Saturday, February 5, 2011

Words

Three months. Three months today since I posted last. It is not for lack of things to say. It has been for lack of words to say them. I survived the holidays in one piece. I reveled in three weeks off of school that were much deserved after 32 straight weeks. And then January came and I started a new term with 3 classes (2 is considered full time). I'm half way through. It has been intense, but I'm surviving. But I'm writing like there is no tomorrow. Paper after paper after paper. I told Olly I feel like I'm simply out of words.

But my blog keeps calling me. It's as though it's saying, "You can write 1500 word papers, but you can't find the words to blog about your mom?". Well...yes...that's exactly how I feel. Because in all honesty, I don't know that I have any words that describe what grief is like 15 1/2 months after your mom dies. In some ways it seems like it has been so long. And then when I realize that it has only been 15 1/2 months, I realize the time has actually been quite short.

I have consciously avoided this blog. For some reason, I couldn't come here. It's odd because it was my safe haven while mom was sick and I was in the throes of grief. Now it seems sort of uncomfortable. As though I should be done coming here. As though at some point, I will just feel like there is an ending to this blog. And an ending to my grief. But I am understanding that such a time will never come. I will never stop grieving the loss of my mom. Certain things will continue to strike me at odd times and reduce me to tears without a moment's notice. I honor those times now. I don't like them. But I honor them for what they are.

The last three months have had their amazing moments, like the time my lamps came on in the middle of the night, followed by a day of the burnt out Christmas tree lights turning on randomly. Believe what you want, but I can't help but think my mom finally found my house. Whether it's true or not, I don't care. The lights were unexplainable. So was my sense that my mom was near. It was the closest I have felt to her since she died. I haven't felt it since. But it was magical at the time.
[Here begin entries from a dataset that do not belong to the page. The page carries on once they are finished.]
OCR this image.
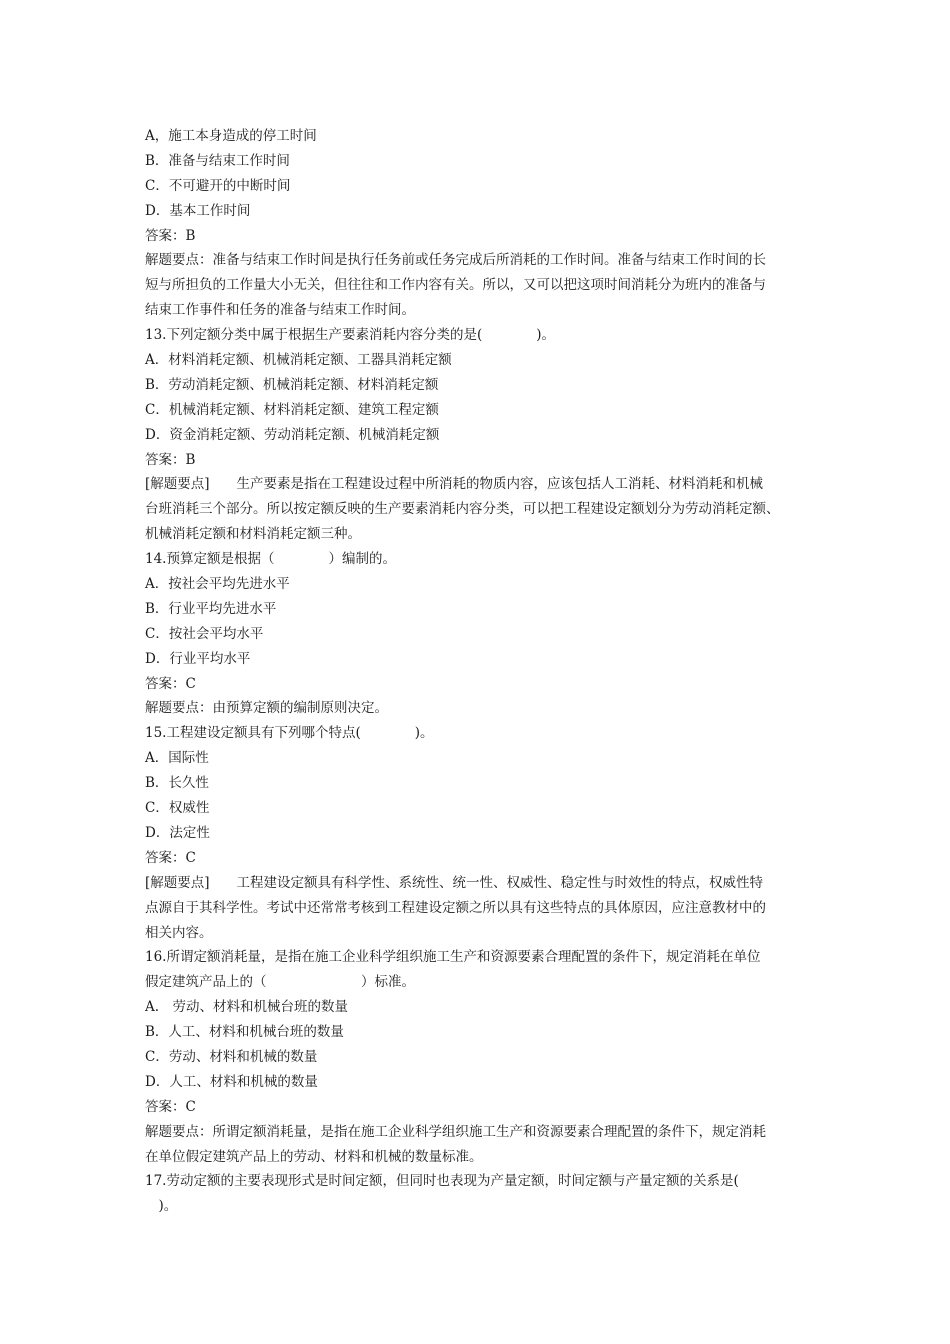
A，施工本身造成的停工时间
B．准备与结束工作时间
C．不可避开的中断时间
D．基本工作时间
答案：B
解题要点：准备与结束工作时间是执行任务前或任务完成后所消耗的工作时间。准备与结束工作时间的长
短与所担负的工作量大小无关，但往往和工作内容有关。所以，又可以把这项时间消耗分为班内的准备与
结束工作事件和任务的准备与结束工作时间。
13.下列定额分类中属于根据生产要素消耗内容分类的是(　　　　)。
A．材料消耗定额、机械消耗定额、工器具消耗定额
B．劳动消耗定额、机械消耗定额、材料消耗定额
C．机械消耗定额、材料消耗定额、建筑工程定额
D．资金消耗定额、劳动消耗定额、机械消耗定额
答案：B
[解题要点]　　生产要素是指在工程建设过程中所消耗的物质内容，应该包括人工消耗、材料消耗和机械
台班消耗三个部分。所以按定额反映的生产要素消耗内容分类，可以把工程建设定额划分为劳动消耗定额、
机械消耗定额和材料消耗定额三种。
14.预算定额是根据（　　　　）编制的。
A．按社会平均先进水平
B．行业平均先进水平
C．按社会平均水平
D．行业平均水平
答案：C
解题要点：由预算定额的编制原则决定。
15.工程建设定额具有下列哪个特点(　　　　)。
A．国际性
B．长久性
C．权威性
D．法定性
答案：C
[解题要点]　　工程建设定额具有科学性、系统性、统一性、权威性、稳定性与时效性的特点，权威性特
点源自于其科学性。考试中还常常考核到工程建设定额之所以具有这些特点的具体原因，应注意教材中的
相关内容。
16.所谓定额消耗量，是指在施工企业科学组织施工生产和资源要素合理配置的条件下，规定消耗在单位
假定建筑产品上的（　　　　　　　）标准。
A.　劳动、材料和机械台班的数量
B．人工、材料和机械台班的数量
C．劳动、材料和机械的数量
D．人工、材料和机械的数量
答案：C
解题要点：所谓定额消耗量，是指在施工企业科学组织施工生产和资源要素合理配置的条件下，规定消耗
在单位假定建筑产品上的劳动、材料和机械的数量标准。
17.劳动定额的主要表现形式是时间定额，但同时也表现为产量定额，时间定额与产量定额的关系是(
　)。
And then there is the birth of my first niece, Signa Bea, who was born on the morning of January 6th. And who looks an incredible amount like my mom. Michael and Kiersten originally were told that they were having another boy, but then half way through the pregnancy, they found out this baby was actually a girl. I can't help but wonder if mom had a hand in any of that. :-)

I just registered for my 3rd to last term towards my Bachelors degree. I know my mom would be proud of me. I just wish I could hear her tell me so. I am incredibly proud of myself and amazed that I find myself looking at Doctorate programs. Sometimes I wonder if I would have done all this if mom hadn't become sick. Would I have taken the risk? Would I have jumped in? Or did I need to do this before mom died so she knew I was going to be okay? I don't really have that answer. But I know that there isn't an ounce of me that has ever considered quitting because I am determined to power through this for mom (and for me).

So time moves on...and so does the journey of grief. And because the grief will never end...just constantly change...so will this blog I suppose. When I can find the words, I will be here. When the words don't come, I'll simply wait until they do.